Natasha Prévost a travaillé en 2003-2004 dans un centre culturel brésilien du Nordeste avec des enfants âgés de 7 à 12 ans de classes socioéconomiques différentes et fréquentant l’école publique ou privée. Plus récemment en 2009-2010, elle a travaillé avec de jeunes militants pauvres de la périphérie de la ville de São Paulo âgés de 18 à 35 ans et appartenant au mouvement hip hop. La majorité d’entre eux a connu ce mouvement suite à la fréquentation d’un centre culturel. Il arrive souvent que l’appartenance à un mouvement social artistique et/ou politique soit le véhicule d’éducation pour les jeunes et moins jeunes.

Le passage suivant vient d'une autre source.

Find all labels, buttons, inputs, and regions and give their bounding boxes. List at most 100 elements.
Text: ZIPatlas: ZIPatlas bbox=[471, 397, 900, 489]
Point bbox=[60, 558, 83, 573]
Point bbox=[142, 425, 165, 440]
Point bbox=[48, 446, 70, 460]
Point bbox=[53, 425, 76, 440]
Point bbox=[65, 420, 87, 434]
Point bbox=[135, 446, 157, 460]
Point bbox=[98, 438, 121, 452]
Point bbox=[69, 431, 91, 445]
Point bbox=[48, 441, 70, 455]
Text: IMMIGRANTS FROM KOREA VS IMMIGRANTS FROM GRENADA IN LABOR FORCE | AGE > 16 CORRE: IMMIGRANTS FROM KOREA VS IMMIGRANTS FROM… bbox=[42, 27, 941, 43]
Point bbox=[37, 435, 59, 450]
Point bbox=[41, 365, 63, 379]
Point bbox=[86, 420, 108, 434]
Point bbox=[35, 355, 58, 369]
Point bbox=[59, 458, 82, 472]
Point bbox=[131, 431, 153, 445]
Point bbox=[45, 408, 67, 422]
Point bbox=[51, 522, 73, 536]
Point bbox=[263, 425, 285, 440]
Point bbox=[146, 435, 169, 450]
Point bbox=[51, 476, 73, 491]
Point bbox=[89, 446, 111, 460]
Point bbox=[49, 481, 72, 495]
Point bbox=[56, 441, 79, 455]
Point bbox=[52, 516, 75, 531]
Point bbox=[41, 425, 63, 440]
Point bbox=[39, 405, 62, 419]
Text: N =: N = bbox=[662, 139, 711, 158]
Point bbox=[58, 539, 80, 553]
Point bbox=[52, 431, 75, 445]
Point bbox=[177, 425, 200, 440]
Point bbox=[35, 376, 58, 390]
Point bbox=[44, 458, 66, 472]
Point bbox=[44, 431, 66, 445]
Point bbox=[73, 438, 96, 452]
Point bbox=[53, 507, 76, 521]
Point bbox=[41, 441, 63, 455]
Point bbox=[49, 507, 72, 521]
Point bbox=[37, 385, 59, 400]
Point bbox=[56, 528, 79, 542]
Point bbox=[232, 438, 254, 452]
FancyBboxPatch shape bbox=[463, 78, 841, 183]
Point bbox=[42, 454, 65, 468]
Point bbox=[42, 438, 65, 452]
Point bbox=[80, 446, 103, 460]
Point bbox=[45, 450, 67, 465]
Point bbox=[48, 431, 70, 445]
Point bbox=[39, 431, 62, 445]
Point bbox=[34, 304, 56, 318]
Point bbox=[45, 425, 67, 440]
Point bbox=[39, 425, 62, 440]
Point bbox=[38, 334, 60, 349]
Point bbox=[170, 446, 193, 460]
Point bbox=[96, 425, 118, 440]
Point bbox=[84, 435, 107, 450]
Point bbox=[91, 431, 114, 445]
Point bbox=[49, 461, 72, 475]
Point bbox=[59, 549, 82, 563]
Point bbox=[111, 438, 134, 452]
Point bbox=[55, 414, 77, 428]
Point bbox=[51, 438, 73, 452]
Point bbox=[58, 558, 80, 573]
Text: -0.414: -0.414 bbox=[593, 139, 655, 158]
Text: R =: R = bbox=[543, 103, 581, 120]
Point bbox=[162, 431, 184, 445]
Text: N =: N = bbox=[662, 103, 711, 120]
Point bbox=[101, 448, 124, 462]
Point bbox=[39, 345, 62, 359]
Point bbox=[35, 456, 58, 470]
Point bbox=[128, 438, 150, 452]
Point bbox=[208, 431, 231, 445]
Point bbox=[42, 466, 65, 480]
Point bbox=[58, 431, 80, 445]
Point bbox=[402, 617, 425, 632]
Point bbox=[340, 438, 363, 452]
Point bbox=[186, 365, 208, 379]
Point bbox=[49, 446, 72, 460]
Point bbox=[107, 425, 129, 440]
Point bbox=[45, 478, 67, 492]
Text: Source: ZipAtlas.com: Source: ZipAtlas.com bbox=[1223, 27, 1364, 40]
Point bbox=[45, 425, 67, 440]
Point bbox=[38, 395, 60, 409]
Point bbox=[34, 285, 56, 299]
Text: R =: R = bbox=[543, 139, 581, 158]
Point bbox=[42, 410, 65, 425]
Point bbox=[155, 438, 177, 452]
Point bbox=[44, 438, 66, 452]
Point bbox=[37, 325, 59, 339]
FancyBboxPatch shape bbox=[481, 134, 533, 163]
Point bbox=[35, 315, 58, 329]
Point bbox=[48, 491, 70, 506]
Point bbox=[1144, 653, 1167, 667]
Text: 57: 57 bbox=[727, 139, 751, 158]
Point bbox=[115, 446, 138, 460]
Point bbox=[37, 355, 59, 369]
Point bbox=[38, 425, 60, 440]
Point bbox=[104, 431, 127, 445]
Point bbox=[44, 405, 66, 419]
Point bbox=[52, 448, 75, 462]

Dans la plupart des centres culturels de São Paulo, la philosophie est de ne pas imposer une pratique religieuse ou une idéologie politique, mais de susciter une conscience critique. On retrouve néanmoins certains de ces éléments parmi les valeurs transmises aux jeunes. Par exemple, les danses traditionnelles enseignées dans un centre sont des danses rituelles de religions afro-brésiliennes (telles que le candomblé et l’umbanda) et certains repas sont des offrandes aux divinités (Orixas). Dans l’umbanda, les esprits que les médiums incorporent sont ceux de Noirs, d’indigènes, d’enfants, de gitans, de marins ou de paysans et les Orixas qui inspirent les costumes de danse ont des qualités et des défauts se rapprochant des humains. L’art martial de la capoeira est également pratiqué dans beaucoup de centres. Dans ceux où l’on pratique le hip-hop, on ne manque pas d’inviter des capoeiristas à « jouer »1 la capoeira pour tisser des liens entre cet art martial des anciens esclaves brésiliens et le break dance contemporain, tant prisé par les jeunes de la périphérie.
Les danses rituelles du candomblé, la capoeira et le break dance ne sont pas enseignés à l’école publique. Pourtant, ils sont pour beaucoup de jeunes une façon de canaliser la rage qu’ils ont par rapport à un système qui les opprime, notamment à travers les policiers qui les arrêtent injustement dans la rue parce qu’ils sont noirs, pauvres et habillés différemment. Cette rage et la souffrance qu’ils vivent s’expriment aussi par la littérature et le rap. Contrairement à l’école publique, on encourage les jeunes qui fréquentent les centres à s’exprimer comme ils le font entre eux et plusieurs se mettent à s’intéresser à l’écriture en commençant à composer du rap.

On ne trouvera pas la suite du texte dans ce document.